How were the government's support schemes taken into account in the calculation of the resilience index?
M.B.: The government has put in place a very broad range of support measures, covering all sectors of activity and all sizes of company. At this stage, more than 110 billion euros have been distributed through the solidarity fund, tax credits, short-time working, exemptions or deferrals of charges, in addition to the massive 300 billion euros of PGEs (State Guaranteed Loans)... These data have been taken into account in the calculation of the resilience index.
"The Resilience Index gives us reliable, up-to-date data on the situation that economic actors are currently experiencing. "

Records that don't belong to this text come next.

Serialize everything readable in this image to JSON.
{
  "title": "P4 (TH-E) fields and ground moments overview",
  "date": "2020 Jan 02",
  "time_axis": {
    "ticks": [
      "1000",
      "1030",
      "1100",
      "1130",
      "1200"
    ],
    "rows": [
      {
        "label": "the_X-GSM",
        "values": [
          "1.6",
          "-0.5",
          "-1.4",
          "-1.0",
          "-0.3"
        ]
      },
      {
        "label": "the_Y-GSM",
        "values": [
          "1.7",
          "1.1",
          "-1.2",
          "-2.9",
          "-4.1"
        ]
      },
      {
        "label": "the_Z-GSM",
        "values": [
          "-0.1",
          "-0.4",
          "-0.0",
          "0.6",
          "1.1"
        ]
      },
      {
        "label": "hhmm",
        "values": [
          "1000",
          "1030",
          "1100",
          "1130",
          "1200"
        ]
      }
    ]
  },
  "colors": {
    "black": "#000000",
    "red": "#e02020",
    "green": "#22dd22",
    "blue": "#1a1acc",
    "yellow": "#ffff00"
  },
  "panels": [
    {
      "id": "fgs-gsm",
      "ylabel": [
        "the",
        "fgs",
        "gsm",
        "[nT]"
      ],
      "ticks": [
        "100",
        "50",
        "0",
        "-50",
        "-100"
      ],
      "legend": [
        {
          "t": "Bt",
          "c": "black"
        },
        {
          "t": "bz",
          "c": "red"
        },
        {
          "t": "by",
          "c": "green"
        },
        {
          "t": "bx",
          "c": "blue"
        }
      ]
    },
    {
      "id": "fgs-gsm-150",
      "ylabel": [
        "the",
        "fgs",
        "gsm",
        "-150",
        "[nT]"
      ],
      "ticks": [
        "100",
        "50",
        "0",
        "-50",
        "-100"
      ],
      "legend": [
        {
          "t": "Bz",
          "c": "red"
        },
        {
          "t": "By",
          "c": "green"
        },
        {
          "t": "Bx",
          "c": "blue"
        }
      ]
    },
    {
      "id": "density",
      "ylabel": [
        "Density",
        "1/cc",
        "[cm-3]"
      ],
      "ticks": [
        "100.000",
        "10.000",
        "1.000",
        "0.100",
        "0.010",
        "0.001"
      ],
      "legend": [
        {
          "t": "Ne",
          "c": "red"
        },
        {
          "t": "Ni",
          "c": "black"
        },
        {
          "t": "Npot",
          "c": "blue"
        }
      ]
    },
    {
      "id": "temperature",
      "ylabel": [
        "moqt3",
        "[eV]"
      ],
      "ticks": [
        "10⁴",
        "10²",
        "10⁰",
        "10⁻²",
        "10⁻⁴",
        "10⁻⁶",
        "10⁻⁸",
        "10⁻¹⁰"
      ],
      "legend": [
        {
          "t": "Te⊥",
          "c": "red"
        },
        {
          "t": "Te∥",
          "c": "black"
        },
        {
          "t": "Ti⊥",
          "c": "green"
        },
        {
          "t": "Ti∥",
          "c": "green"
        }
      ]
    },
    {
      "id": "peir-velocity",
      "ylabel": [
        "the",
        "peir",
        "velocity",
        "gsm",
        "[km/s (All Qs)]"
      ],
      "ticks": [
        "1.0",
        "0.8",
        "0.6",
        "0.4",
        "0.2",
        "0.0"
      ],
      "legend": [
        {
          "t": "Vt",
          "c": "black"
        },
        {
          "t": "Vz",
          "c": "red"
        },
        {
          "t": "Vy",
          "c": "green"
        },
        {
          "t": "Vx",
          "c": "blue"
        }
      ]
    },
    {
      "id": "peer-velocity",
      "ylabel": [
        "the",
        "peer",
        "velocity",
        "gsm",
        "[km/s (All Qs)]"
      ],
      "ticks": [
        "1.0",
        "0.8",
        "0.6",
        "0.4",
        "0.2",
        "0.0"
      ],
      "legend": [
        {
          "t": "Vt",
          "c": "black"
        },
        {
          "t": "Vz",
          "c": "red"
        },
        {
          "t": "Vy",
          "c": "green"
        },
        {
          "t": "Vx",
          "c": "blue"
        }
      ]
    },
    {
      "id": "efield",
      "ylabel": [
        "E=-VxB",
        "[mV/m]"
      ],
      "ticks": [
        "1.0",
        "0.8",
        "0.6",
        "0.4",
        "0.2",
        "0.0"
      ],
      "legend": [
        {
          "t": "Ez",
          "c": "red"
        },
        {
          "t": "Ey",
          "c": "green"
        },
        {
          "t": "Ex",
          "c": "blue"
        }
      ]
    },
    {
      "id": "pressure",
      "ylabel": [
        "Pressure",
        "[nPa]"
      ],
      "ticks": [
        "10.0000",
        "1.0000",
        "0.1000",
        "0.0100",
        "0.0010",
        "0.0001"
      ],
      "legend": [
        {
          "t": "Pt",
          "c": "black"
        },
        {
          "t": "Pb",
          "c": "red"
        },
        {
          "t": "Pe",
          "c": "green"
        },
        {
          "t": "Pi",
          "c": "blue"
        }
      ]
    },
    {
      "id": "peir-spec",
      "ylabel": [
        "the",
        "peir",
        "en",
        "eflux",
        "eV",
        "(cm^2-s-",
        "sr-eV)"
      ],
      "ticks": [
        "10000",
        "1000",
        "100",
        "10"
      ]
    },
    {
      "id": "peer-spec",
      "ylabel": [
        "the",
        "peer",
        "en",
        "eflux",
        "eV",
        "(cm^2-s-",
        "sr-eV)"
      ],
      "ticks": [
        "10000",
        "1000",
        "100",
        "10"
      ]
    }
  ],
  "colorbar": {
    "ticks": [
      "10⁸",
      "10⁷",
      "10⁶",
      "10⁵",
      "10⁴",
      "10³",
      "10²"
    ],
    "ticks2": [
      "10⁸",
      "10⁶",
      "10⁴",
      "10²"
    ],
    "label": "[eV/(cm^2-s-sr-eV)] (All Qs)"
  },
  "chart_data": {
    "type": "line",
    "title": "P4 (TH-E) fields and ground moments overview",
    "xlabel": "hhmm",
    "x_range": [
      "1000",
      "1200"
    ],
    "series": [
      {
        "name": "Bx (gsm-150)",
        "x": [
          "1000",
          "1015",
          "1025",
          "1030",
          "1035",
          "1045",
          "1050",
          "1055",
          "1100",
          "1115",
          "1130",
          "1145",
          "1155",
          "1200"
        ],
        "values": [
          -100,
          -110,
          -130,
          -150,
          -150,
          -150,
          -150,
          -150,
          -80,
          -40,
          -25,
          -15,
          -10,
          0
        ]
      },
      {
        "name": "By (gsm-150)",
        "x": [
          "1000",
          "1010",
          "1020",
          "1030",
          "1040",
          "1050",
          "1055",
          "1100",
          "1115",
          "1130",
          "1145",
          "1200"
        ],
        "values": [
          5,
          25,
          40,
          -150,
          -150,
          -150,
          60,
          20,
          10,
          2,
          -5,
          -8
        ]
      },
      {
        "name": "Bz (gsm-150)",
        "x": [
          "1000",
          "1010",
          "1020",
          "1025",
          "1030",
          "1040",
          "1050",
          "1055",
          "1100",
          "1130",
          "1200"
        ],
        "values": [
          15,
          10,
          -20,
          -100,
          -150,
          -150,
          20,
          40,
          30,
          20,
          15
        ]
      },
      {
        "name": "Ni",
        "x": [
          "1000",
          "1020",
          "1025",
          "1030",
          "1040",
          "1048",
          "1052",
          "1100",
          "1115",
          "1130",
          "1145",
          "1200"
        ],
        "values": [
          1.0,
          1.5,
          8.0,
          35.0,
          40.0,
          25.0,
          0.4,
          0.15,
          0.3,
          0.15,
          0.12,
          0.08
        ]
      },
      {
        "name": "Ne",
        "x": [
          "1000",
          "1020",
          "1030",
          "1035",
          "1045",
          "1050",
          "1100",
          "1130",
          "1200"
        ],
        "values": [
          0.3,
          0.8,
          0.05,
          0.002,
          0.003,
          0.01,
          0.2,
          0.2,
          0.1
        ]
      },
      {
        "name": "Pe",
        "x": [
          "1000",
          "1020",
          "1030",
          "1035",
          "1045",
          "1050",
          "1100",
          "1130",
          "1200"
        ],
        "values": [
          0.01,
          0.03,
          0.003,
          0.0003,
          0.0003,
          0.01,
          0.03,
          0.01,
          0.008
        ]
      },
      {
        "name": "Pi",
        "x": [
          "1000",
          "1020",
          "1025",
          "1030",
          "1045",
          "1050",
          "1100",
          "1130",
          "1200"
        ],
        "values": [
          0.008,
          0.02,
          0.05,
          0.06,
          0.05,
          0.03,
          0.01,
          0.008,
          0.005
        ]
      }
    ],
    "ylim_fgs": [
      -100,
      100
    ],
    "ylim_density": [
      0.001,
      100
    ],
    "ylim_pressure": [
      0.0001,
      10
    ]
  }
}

- Alain Luminel, Head of the financial expertise division at Ellisphere
How will this index last over time?
M.J.: This is precisely the challenge of this index and the work we have done with our teams. Indeed, the main objective is to analyze the impact of the crisis on companies in a very detailed way, but also over time. We don't really have visibility on the next few months, but we can nevertheless try to estimate the impact and project ourselves. Some sectors are still at a standstill, others are partially recovering... We also have to take into account in our analysis the different state aids to sectors in great difficulty... Let's also keep in mind that a reconfinement is always a possible scenario.
A.L.: There is an absolute necessity to stick to reality with this index. Companies expect us to be sharp in the information we provide them. This is the challenge that we have faced and will continue to face in the coming months. This pushes us to continue to think further and further ahead in order to better understand the economic issues that await us.